DeBrecht started her library career at 15, when she worked as a library page at her local library. While studying history at the University of Kentucky, she continued working at the school’s library, and eventually earned her master’s degree in library science from the University of Missouri. Only a few years later, she was head of the Talking Book Library, a library for the blind and physically handicapped, in Louisville. 

Since then, she has earned numerous awards, including the Silver Anvil Award for Excellence from the Public Relations Society of America, the Award for Exceptional Service from the Library and Media Professionals and, most recently, the title of Alabama Library Association Eminent Librarian in 2012.

“[That title] is given to who they deem the most important librarian in the state based on my accommodations for the state and what I’ve done for my library,” DeBrecht said. 

And DeBrecht has done a lot for the Emmet O’Neal Library.

After joining EOL in 1985 as the children’s librarian, she was promoted to director in 1989. The building itself had been added onto many times to accommodate for the community, and DeBrecht realized it needed to be renovated.

“I knew this community deserved better,” she said. “And when you’re in a community of well-educated, well-read residents, the library needs to reflect that, and the library staff needs to reflect that.”

She started by raising staff salaries and increasing the book budget, and not long after, she looked to building an entirely new library.

“We just needed more space,” DeBrecht said, adding that the former library was not up to code. “We decided to take the building down to the ground and rebuild.”

The project was approved by the City Council in January of 1998 and cost $8 million, $1.6 million of which came from the city. The rest came from the fundraising of volunteers and the Mountain Brook Library Foundation, which DeBrecht created years earlier, and on April 8, 2001, the new EOL was opened.

“It’s just been booming ever since … everything has either doubled or tripled,” DeBrecht said. “We really try to listen to what people want, and I think it’s really worked.”

After all the time and work she has put in to EOL, it’s hard for her to pick a favorite moment, but she said she loved working with the Author Series and seeing familiar faces on a day-to-day basis.

“I think one of the best things that I so enjoy is seeing moms that used to come in with their children that are now coming in with their grandchildren,” she said. “It’s just so heartwarming.”

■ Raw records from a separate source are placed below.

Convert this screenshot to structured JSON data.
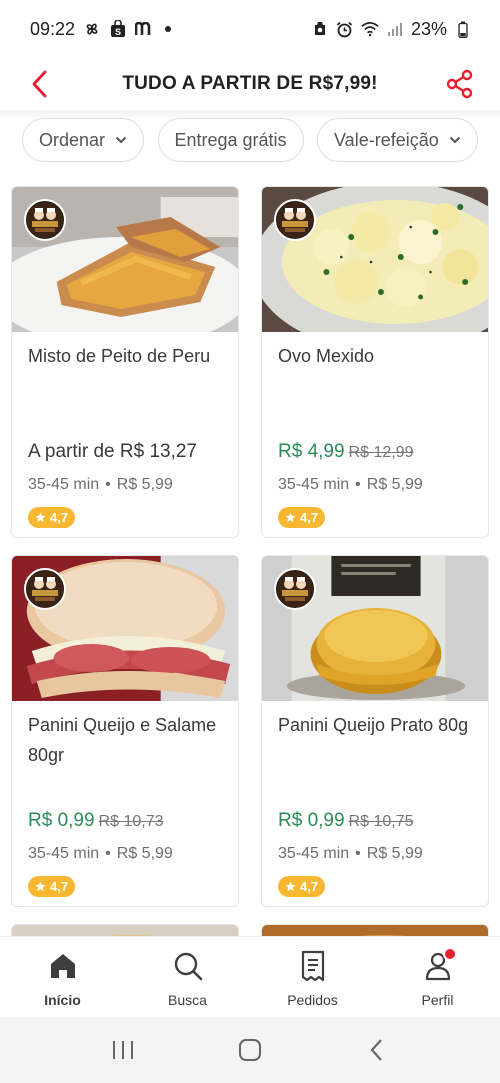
{
  "status_bar": {
    "time": "09:22",
    "battery": "23%",
    "left_icons": [
      "pinwheel-icon",
      "shopping-bag-icon",
      "m-logo-icon",
      "dot-icon"
    ],
    "right_icons": [
      "app-status-icon",
      "alarm-icon",
      "wifi-icon",
      "signal-icon",
      "battery-icon"
    ]
  },
  "header": {
    "title": "TUDO A PARTIR DE R$7,99!",
    "back_icon": "chevron-left-icon",
    "share_icon": "share-icon"
  },
  "filters": [
    {
      "label": "Ordenar",
      "has_dropdown": true
    },
    {
      "label": "Entrega grátis",
      "has_dropdown": false
    },
    {
      "label": "Vale-refeição",
      "has_dropdown": true
    }
  ],
  "products": [
    {
      "name": "Misto de Peito de Peru",
      "price_label": "A partir de R$ 13,27",
      "promo_price": "",
      "old_price": "",
      "delivery_time": "35-45 min",
      "delivery_fee": "R$ 5,99",
      "rating": "4,7"
    },
    {
      "name": "Ovo Mexido",
      "price_label": "",
      "promo_price": "R$ 4,99",
      "old_price": "R$ 12,99",
      "delivery_time": "35-45 min",
      "delivery_fee": "R$ 5,99",
      "rating": "4,7"
    },
    {
      "name": "Panini Queijo e Salame 80gr",
      "price_label": "",
      "promo_price": "R$ 0,99",
      "old_price": "R$ 10,73",
      "delivery_time": "35-45 min",
      "delivery_fee": "R$ 5,99",
      "rating": "4,7"
    },
    {
      "name": "Panini Queijo Prato 80g",
      "price_label": "",
      "promo_price": "R$ 0,99",
      "old_price": "R$ 10,75",
      "delivery_time": "35-45 min",
      "delivery_fee": "R$ 5,99",
      "rating": "4,7"
    }
  ],
  "meta_separator": "•",
  "bottom_nav": [
    {
      "label": "Início",
      "icon": "home-icon",
      "active": true
    },
    {
      "label": "Busca",
      "icon": "search-icon",
      "active": false
    },
    {
      "label": "Pedidos",
      "icon": "receipt-icon",
      "active": false
    },
    {
      "label": "Perfil",
      "icon": "profile-icon",
      "active": false
    }
  ],
  "system_nav": [
    "recent-apps-icon",
    "home-button-icon",
    "back-icon"
  ],
  "colors": {
    "accent": "#EA1D2C",
    "promo_green": "#2E8B57",
    "rating_badge": "#F7B731"
  }
}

Even though DeBrecht said she is sad to be leaving, she has a full calendar scheduled for retirement.

With plans to visit family, requests for her help with two nonprofit organizations, season tickets to the New Orleans Saints, volunteering at the Barber Motorsports Park and working with the Wenonah High School women’s basketball team, she admits she’s going to be busy.

“It’s a great kind of busy,” she said. “I’m really looking forward to it.”

And of course, the library will be in her thoughts.

“I’m going to miss everybody here; I really am,” DeBrecht said. “[I hope] things just continue to grow and do as well as it has, and I’m sure the new library director is going to continue what we have here and make it even better.”